¿CÓMO VAIS A CREER EN MIS PALABRAS?

Santa Misa del jueves de la cuarta semana de Cuaresma-

Evangelio (Jn 5,31-47)

Si yo diera testimonio de mí mismo, mi testimonio no sería verdadero. Otro es el que da testimonio de mí, y sé que es verdadero el testimonio que da de mí. Vosotros habéis enviado mensajeros a Juan y él ha dado testimonio de la verdad. Pero yo no recibo el testimonio de hombre, sino que os digo esto para que os salvéis.

Aquél era la antorcha que ardía y alumbraba, y vosotros quisisteis alegraros por un momento con su luz. Pero yo tengo un testimonio mayor que el de Juan, pues las obras que me ha dado mi Padre para que las lleve a cabo, las mismas obras que yo hago, dan testimonio acerca de mí, de que el Padre me ha enviado. Y el Padre que me ha enviado, Él mismo ha dado testimonio de mí.

Vosotros no habéis oído nunca su voz ni habéis visto su rostro; ni permanece su palabra en vosotros, porque no creéis en éste a quien Él envió. Examinad las Escrituras, ya que vosotros pensáis tener en ellas la vida eterna: ellas son las que dan testimonio de mí. Y no queréis venir a mí para tener vida.
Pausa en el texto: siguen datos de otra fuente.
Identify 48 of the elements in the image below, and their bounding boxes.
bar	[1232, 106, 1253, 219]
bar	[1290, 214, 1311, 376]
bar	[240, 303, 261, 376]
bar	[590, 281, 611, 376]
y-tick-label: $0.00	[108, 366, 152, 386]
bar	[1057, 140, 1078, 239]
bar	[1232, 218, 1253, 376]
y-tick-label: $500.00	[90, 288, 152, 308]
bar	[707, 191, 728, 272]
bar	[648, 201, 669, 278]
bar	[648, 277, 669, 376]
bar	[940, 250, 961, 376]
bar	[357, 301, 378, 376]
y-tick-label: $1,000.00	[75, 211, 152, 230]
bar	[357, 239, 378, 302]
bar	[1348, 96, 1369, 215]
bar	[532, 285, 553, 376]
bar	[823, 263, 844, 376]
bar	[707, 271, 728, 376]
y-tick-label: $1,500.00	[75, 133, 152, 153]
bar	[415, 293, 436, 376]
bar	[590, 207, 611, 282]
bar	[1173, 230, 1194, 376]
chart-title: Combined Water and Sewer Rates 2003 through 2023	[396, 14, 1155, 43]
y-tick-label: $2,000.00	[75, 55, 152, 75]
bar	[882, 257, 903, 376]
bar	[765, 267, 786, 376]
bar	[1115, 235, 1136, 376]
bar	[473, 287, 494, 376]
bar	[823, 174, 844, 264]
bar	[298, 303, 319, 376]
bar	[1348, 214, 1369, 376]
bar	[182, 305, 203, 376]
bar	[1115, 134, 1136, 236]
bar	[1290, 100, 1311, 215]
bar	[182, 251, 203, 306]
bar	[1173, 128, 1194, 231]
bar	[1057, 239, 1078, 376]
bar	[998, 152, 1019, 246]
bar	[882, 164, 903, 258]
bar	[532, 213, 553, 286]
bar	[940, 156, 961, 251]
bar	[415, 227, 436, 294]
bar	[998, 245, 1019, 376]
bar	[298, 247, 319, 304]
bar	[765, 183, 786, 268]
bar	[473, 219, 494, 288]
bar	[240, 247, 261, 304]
Yo no busco recibir gloria de los hombres; pero os conozco y sé que no hay amor de Dios en vosotros. Yo he venido en nombre de mi Padre y no me recibís; si otro viniera en nombre propio, a ése lo recibiríais. ¿Cómo podéis creer vosotros, que recibís gloria unos de otros, y no queréis la gloria que procede del único Dios?

No penséis que yo os acusaré ante el Padre; hay quien os acusa: Moisés, en quien vosotros tenéis puesta la esperanza. En efecto, si creyeseis a Moisés, tal vez me creeríais a mí, pues él escribió sobre mí. Pero si no creéis en sus escritos, ¿cómo vais a creer en mis palabras?


Comentario

“Si yo diera testimonio de mí mismo, mi testimonio no sería verdadero.”

¿Quién puede testificar que Jesús, es el Hijo de Dios, el Mesías, como él asegura y que, por lo tanto, su mensaje es verdadero? s.  Seguramente, tendríamos que recurrir a los testimonios que leemos en las Sagradas Escrituras. En ellas encontraremos:

.-  Juan el Bautista: “Tras de mí viene uno más fuerte que yo, ante quien no soy digno de soltarle la correa de sus sandalias”.

.-  El mismo Jesús nos dice: “El testimonio que yo tengo es mayor que el de Juan: “las obras que el Padre me ha concedido realizar; esas obras que hago dan testimonio de mí”.

.-  Otra vez Jesús  “El Padre que me envió, él mismo ha dado testimonio de mí”. A lo largo de su vida terrena, el Padre siempre estuvo con él. En el momento de su muerte también estaba a su lado- 

Pero los interlocutores de Jesús son incapaces de aceptar a estos testigos.  Los judíos creen que tienen vida a partir de su tradición y de la reflexión sobre la Escritura; están convencidos que la palabra de Dios habita en ellos, pero su rechazo de Jesús hace que esa creencia sea presuntuosa.

En efecto Jesús es la voz y el rostro de Dios, pero ellos no lo escuchan ni lo ven como tal. Ellos anteponen las enseñanzas de Moisés

Todas estas conjeturas y discusiones  y preguntas  abiertas sobre Jesús,  terminan   cuando él dice:

 “¿cómo vais a creer en mis palabras?

Esta es la gran pregunta que Jesús hace a las personas que le rodeaban en aquél tiempo, pero también es la gran pregunta que Jesús nos hace hoy a nosotros.

Nuestra repuesta debe estar centrada en la palabra “fe”.  Pidámosle a Dios una fe sólida y profunda en su Hijo, y  después debemos recurrir a las Sagradas Escritas..

Esa es su herencia. Allí estas sus palabras. Ese es nuestro gran tesoro. Por eso la Iglesia, nos pide leerlas y meditarlas todos los días.

No olvidemos el consejo del mismo Jesús:

“Examinad las Escrituras: ellas son las que dan testimonio de mí”.